Llegó el estado de alarma, el confinamiento total, solo roto por la visita al súper más cercano, el paseo del perro y los aplausos a las ocho, con las mil versiones del Resistiré cantadas por algún vecino que se venía arriba en tan terribles circunstancias. Cada sábado, los discursos del presidente. Tiempo después, qué felicidad, vino el paseo de una hora, por edades. Todos obedecíamos, todos callábamos, salvo unos cuantos ‘ricos’ que sacaron las cacerolas a las calles. Su opinión daba igual. Eran fachas.

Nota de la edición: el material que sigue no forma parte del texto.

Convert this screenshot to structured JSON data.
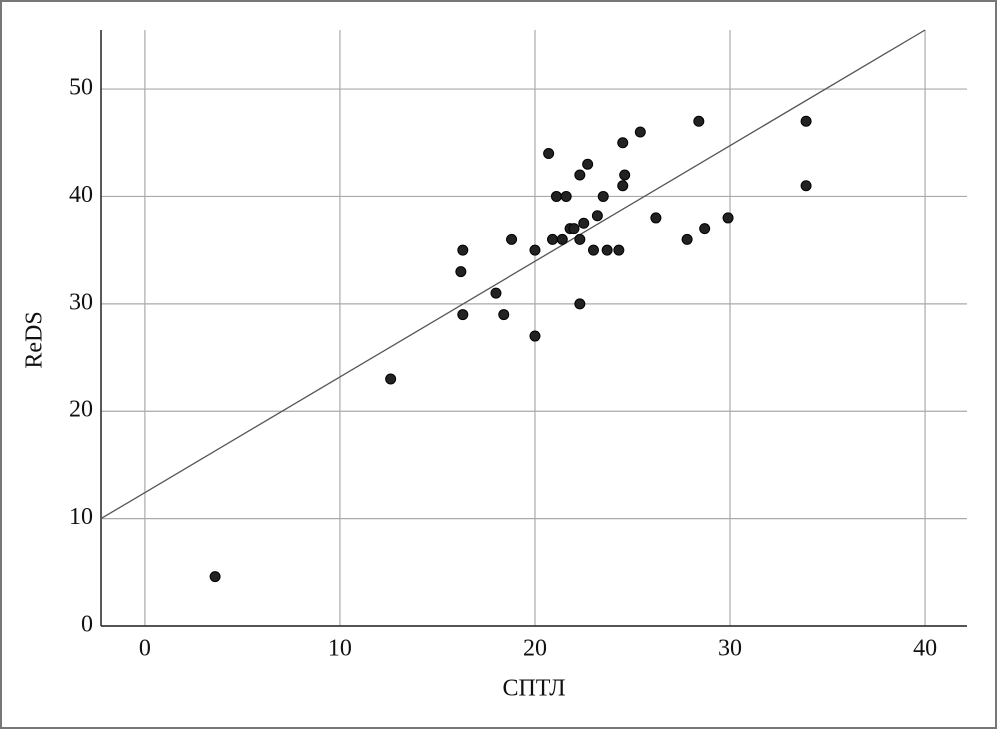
{
  "chart_data": {
    "type": "scatter",
    "x_label": "СПТЛ",
    "y_label": "ReDS",
    "xlim": [
      -2.25,
      42.15
    ],
    "ylim": [
      0,
      55.5
    ],
    "xticks": [
      0,
      10,
      20,
      30,
      40
    ],
    "yticks": [
      0,
      10,
      20,
      30,
      40,
      50
    ],
    "grid": true,
    "color": "#222222",
    "line_color": "#555555",
    "trend_line": {
      "x": [
        -2.25,
        40
      ],
      "y": [
        10,
        55.5
      ]
    },
    "x": [
      3.6,
      12.6,
      16.2,
      16.3,
      16.3,
      18,
      18.4,
      18.8,
      20,
      20,
      20.7,
      20.9,
      21.1,
      21.4,
      21.6,
      21.8,
      22,
      22.3,
      22.3,
      22.3,
      22.5,
      22.7,
      23,
      23.2,
      23.5,
      23.7,
      24.3,
      24.5,
      24.5,
      24.6,
      25.4,
      26.2,
      27.8,
      28.4,
      28.7,
      29.9,
      33.9,
      33.9
    ],
    "y": [
      4.6,
      23,
      33,
      35,
      29,
      31,
      29,
      36,
      35,
      27,
      44,
      36,
      40,
      36,
      40,
      37,
      37,
      36,
      30,
      42,
      37.5,
      43,
      35,
      38.2,
      40,
      35,
      35,
      45,
      41,
      42,
      46,
      38,
      36,
      47,
      37,
      38,
      47,
      41
    ]
  }
}
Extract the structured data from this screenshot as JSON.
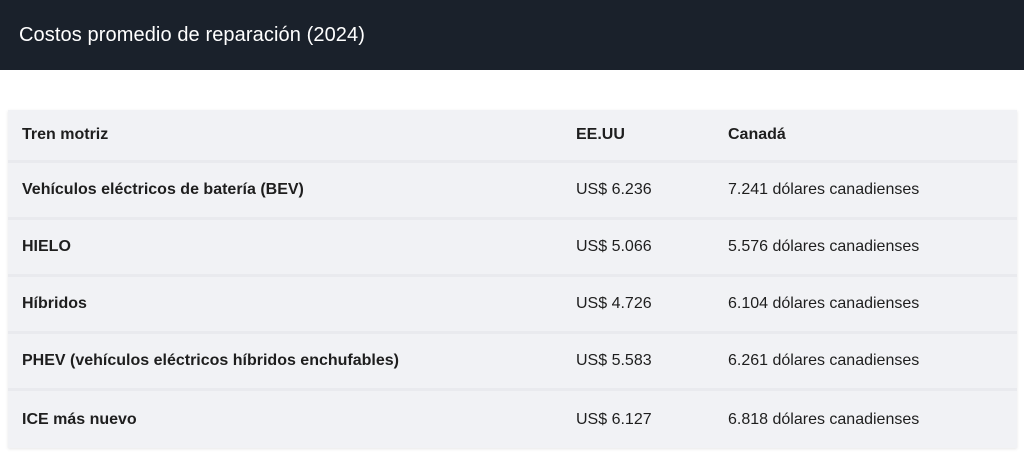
{
  "header": {
    "title": "Costos promedio de reparación (2024)"
  },
  "table": {
    "columns": [
      "Tren motriz",
      "EE.UU",
      "Canadá"
    ],
    "rows": [
      [
        "Vehículos eléctricos de batería (BEV)",
        "US$ 6.236",
        "7.241 dólares canadienses"
      ],
      [
        "HIELO",
        "US$ 5.066",
        "5.576 dólares canadienses"
      ],
      [
        "Híbridos",
        "US$ 4.726",
        "6.104 dólares canadienses"
      ],
      [
        "PHEV (vehículos eléctricos híbridos enchufables)",
        "US$ 5.583",
        "6.261 dólares canadienses"
      ],
      [
        "ICE más nuevo",
        "US$ 6.127",
        "6.818 dólares canadienses"
      ]
    ]
  }
}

Y es que durante la pandemia se ha tejido una sutil estrategia contra aquellos que han cuestionado la gestión del Ejecutivo: el que ha criticado a Sánchez y a los suyos es un fascista peligroso, frente a los defensores del progresismo, que consideran poca cualquier medida coercitiva contra ese virus que, según Simón, iba a atacar a dos o tres personas, como mucho. Ahora los que cuestionan las mascarillas en lugares abiertos son negacionistas, aunque hayan sufrido en sus propias carnes los estragos del virus. Y fachas. Pues miren ustedes, se equivocan: en España sigue viva la libertad de pensamiento, la libertad de opinión. Han pasado más de seis meses y tenemos derecho a saber cuántos muertos ha causado esta pandemia y a pedir responsabilidades contra el cruel encierro al que someten a nuestros mayores, pisoteando su salud emocional y sus derechos. O a exigir aulas seguras. Y no vienen los fachas, no, salvo si ganan unas elecciones democráticas. Ahora somos inmunes al miedo, que no al virus. Que conste.